Dsxir.Optimizer.LabeledFewShot (dsxir v0.1.0)

Copy Markdown

Optimizer that slots up to :max_labeled_demos examples from trainset into each predictor's Dsxir.Program.State.demos. No LM call. The metric argument is accepted but unused — interface uniformity for richer optimizers.

Multi-predictor pipelines

A labeled demo is slotted into a predictor only when the demo's data keys cover the predictor's declared input + output fields. Trainset examples that fit one predictor's signature but not another's are routed only to predictors they fit; non-matching predictors get an empty labeled-demos list.
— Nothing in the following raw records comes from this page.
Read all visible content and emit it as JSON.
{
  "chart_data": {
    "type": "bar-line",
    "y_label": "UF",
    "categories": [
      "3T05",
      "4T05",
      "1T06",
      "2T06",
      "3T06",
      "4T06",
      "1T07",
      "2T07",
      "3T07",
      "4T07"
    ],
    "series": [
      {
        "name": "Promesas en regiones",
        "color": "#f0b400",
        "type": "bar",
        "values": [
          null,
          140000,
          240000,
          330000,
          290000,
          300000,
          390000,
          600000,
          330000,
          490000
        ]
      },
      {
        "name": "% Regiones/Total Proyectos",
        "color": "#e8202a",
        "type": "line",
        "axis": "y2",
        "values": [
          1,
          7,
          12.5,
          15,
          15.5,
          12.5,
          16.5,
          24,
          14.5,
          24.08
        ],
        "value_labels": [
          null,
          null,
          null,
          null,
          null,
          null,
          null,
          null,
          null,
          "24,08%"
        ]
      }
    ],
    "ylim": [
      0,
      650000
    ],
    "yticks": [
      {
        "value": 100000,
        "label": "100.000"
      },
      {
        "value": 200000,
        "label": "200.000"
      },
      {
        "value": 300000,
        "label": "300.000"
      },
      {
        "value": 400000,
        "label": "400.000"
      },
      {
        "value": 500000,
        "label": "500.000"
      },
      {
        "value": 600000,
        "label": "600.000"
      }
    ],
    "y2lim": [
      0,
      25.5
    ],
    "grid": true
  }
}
This keeps saved artifacts well-formed and mirrors DSPy's per-predictor demo handling.

Options

  • :max_labeled_demos (default 16) — upper bound on demos per predictor. Clamped to length(trainset); no padding.
  • :deterministic (default false) — when true, demo selection is reproducible across runs (Enum.sort_by/2 by :erlang.phash2/1, then take). When false, Enum.take_random/2 is used.

Returned stats

%{labeled_demos: non_neg_integer(),
  predictor_count: non_neg_integer(),
  deterministic: boolean()}

Trainset hash is stored in program.metadata.trainset_hash so subsequent compiles can detect a trainset change without re-encoding the trainset.

Trainset hash

metadata.trainset_hash is :crypto.hash(:sha256, :erlang.term_to_binary(trainset)) |> Base.encode16(case: :lower). The hash is intentionally permutation-sensitive and representation-sensitive: reordering the trainset, or using string keys instead of atom keys in %Dsxir.Example{data: ...}, will produce a different hash even when the labeled content is semantically equal. Use it as a fast change-detector, not as a semantic equality oracle. For stable hashing, always use atom keys in Example.data.